Granted it would not be what you want and .length would probably return the
wrong result. It would clearly be an error but the string I pass to my
webmothod is UTF-8 encoded so the string I pass to the XmlDocument should
have encoding probles right?
When you read your data originally, it's converting it from the binary
form (UTF-8 encoded data) into the text form (which happens to be
stored UTF-16 encoded, but that's irrelevant).
>Where does my UTF-8 encoded XML get translated to UTF-16

When you first load the XML document.
How can this be when I don't specify the encoding in the XML string I pass
to the XmlDocument.LoadXml() method. How the loading of the XmlDocument know
that the string I pass is UTF-8?

Never mind, I give up. It works now.

Kind Regards,
Allan Ebdrup
Mar 21 '07 #23

P: n/a
On Mar 21, 1:53 pm, "Allan Ebdrup" <ebd...@noemail.noemailwrote:
The string is logically composed of characters, not bytes.

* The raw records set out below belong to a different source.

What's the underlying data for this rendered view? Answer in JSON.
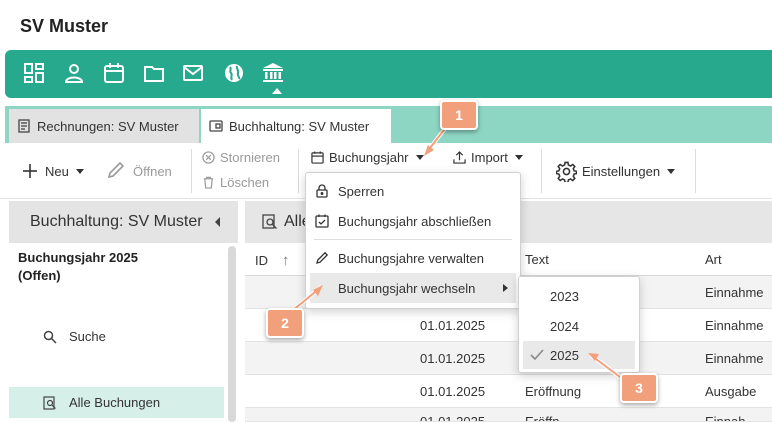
{
  "app": {
    "title": "SV Muster"
  },
  "colors": {
    "brand": "#27a98d",
    "tabstrip": "#8ed6c4",
    "badge": "#f2a07b"
  },
  "iconbar": {
    "icons": [
      "dashboard-icon",
      "user-icon",
      "calendar-icon",
      "folder-icon",
      "mail-icon",
      "globe-icon",
      "bank-icon"
    ],
    "active": "bank-icon"
  },
  "tabs": [
    {
      "label": "Rechnungen: SV Muster",
      "icon": "invoice-icon",
      "active": false
    },
    {
      "label": "Buchhaltung: SV Muster",
      "icon": "ledger-icon",
      "active": true
    }
  ],
  "toolbar": {
    "new_label": "Neu",
    "open_label": "Öffnen",
    "cancel_label": "Stornieren",
    "delete_label": "Löschen",
    "fiscal_year_label": "Buchungsjahr",
    "import_label": "Import",
    "settings_label": "Einstellungen"
  },
  "sidebar": {
    "header": "Buchhaltung: SV Muster",
    "year_line1": "Buchungsjahr 2025",
    "year_line2": "(Offen)",
    "items": [
      {
        "label": "Suche",
        "icon": "search-icon",
        "active": false
      },
      {
        "label": "Alle Buchungen",
        "icon": "list-search-icon",
        "active": true
      }
    ]
  },
  "main": {
    "title_fragment": "Alle"
  },
  "grid": {
    "columns": [
      "ID",
      "Text",
      "Art"
    ],
    "sort_indicator": "↑",
    "rows": [
      {
        "id": "",
        "date": "",
        "text": "",
        "type": "Einnahme"
      },
      {
        "id": "",
        "date": "01.01.2025",
        "text": "",
        "type": "Einnahme"
      },
      {
        "id": "",
        "date": "01.01.2025",
        "text": "",
        "type": "Einnahme"
      },
      {
        "id": "",
        "date": "01.01.2025",
        "text": "Eröffnung",
        "type": "Ausgabe"
      },
      {
        "id": "",
        "date": "01.01.2025",
        "text": "Eröffn",
        "type": "Einnah"
      }
    ]
  },
  "menu": {
    "items": [
      {
        "label": "Sperren",
        "icon": "lock-icon"
      },
      {
        "label": "Buchungsjahr abschließen",
        "icon": "calendar-check-icon"
      },
      {
        "label": "Buchungsjahre verwalten",
        "icon": "pencil-icon"
      },
      {
        "label": "Buchungsjahr wechseln",
        "icon": "",
        "has_submenu": true
      }
    ]
  },
  "submenu": {
    "years": [
      "2023",
      "2024",
      "2025"
    ],
    "selected": "2025"
  },
  "badges": [
    "1",
    "2",
    "3"
  ]
}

Yes, and if you print the string it would be be printed incorrectly because
you would be assuming a UTF-16 encoding when the encoding is in fact UTF-8.
If that's the case, you've incorrectly read the string in in the first
place.
Granted it would not be what you want and .length would probably return the
wrong result. It would clearly be an error but the string I pass to my
webmothod is UTF-8 encoded so the string I pass to the XmlDocument should
have encoding probles right?
As I keep saying, there's no such thing as a UTF-8 encoded string. By
the time it's a string, there is no encoding involved logically.
When you read your data originally, it's converting it from the binary
form (UTF-8 encoded data) into the text form (which happens to be
stored UTF-16 encoded, but that's irrelevant).
Where does my UTF-8 encoded XML get translated to UTF-16
When you first load the XML document.

How can this be when I don't specify the encoding in the XML string I pass
to the XmlDocument.LoadXml() method. How the loading of the XmlDocument know
that the string I pass is UTF-8?
If you're passing in a string, then there's no encoding required in
the first place.
Never mind, I give up. It works now.
Did you read the link I posted earlier? I strongly recommend that you
do.

Encodings are only involved when converting text data to binary data
or vice versa.

When you first load a string from a file (or some other binary data
store) you need to do that conversion. It's required again if you
write it to a file (etc). In the meantime, there's no encoding
involved, it's just a sequence of Unicode characters.